It has dusky fur to keep it hidden in the trees, sharp claws to keep it high in the branches and a rumbling growl that could raise the hairs on the back of your neck. It could stalk you for miles if it wanted and – when it pounces – its strong jaws could bring down an adult deer. The idea of bringing Eurasian lynxes back in the wild is a provocative one to say the least.
‘But they have an exemplary record of extremely low livestock predation,’ says a spokesperson for campaign group Lynx UK Trust, ‘and no recorded incidents of attacks on humans by any healthy wild lynx in all of recorded history.’

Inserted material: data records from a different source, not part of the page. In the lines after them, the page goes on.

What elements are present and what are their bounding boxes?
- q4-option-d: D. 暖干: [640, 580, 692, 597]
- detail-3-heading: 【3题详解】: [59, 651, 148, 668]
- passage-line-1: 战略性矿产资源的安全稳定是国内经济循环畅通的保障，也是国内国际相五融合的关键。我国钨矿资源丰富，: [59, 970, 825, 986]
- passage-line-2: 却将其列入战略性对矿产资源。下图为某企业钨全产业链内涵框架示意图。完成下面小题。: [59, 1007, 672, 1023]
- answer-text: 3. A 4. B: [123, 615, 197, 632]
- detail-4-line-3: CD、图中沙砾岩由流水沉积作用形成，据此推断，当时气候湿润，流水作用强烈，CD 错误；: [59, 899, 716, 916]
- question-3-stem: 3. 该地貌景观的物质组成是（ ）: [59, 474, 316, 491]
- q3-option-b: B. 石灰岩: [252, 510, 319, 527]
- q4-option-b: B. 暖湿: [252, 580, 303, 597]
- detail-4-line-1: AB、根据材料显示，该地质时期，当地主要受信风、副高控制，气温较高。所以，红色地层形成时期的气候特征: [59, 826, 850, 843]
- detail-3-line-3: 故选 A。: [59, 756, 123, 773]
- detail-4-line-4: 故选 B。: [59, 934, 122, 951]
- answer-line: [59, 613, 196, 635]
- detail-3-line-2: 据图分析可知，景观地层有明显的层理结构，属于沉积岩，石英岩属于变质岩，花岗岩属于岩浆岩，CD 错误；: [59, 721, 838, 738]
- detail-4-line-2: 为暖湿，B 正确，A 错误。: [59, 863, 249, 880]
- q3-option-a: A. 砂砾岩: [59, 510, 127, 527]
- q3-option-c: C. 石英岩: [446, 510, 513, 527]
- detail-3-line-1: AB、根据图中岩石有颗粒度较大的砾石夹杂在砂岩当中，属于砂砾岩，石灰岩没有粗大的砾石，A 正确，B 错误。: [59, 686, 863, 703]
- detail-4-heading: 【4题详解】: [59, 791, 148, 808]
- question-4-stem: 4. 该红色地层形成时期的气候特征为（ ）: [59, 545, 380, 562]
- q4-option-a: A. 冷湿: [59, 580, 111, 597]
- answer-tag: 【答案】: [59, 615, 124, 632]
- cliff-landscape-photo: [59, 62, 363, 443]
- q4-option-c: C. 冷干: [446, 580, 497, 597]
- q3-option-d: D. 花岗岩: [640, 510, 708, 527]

This week, Lynx UK Trust headed talks discussing the details of a Eurasian lynx reintroduction scheme. 20 stakeholder groups, including landowners, farmers and conservationists, came together for what the Trust described as an historic meeting. Ian Convery, Associate Professor of Conservation at the University of Cumbria and consultation advisor for the Trust says, ‘it is the first time a large number of stakeholders have come together to discuss an actual reintroduction of this wild cat to the UK, with a trial that would be extensively monitored by scientists.’
A proposed site for a pilot release of ten individuals is hoped to be revealed next month, with forests shortlisted in Aberdeenshire and Northumberland. ‘That’s when it gets really exciting,’ says Dr Paul O’Donoghue, Chief Scientific Advisor to the Trust. ‘We will get to talk with the people who would actually be living alongside these amazing animals.’
The Eurasian lynx’s preferred diet of roe deer makes it the ideal species for the rewilding movement, which vies for the reintroduction of apex predators in order to control herbivore populations and reinvigorate ecosystems. At about the size of a labrador, the Eurasian lynx is ambitious when it comes to hunting. It can tackle an animal many times its own size and is the only lynx species that eats more deer than it does rodents or rabbits. However, the same characteristics bring strong opposition from farming unions who understandably fear for the loss to their livestock.
Scottish Crofting Federation chair, Fiona Mandeville, has said ‘the most threatened species in the Highlands is the hill sheep and any threat to their viability must be resisted.’
According to the Trust, consultation and dialogue will continue with concerned stakeholder groups throughout the summer.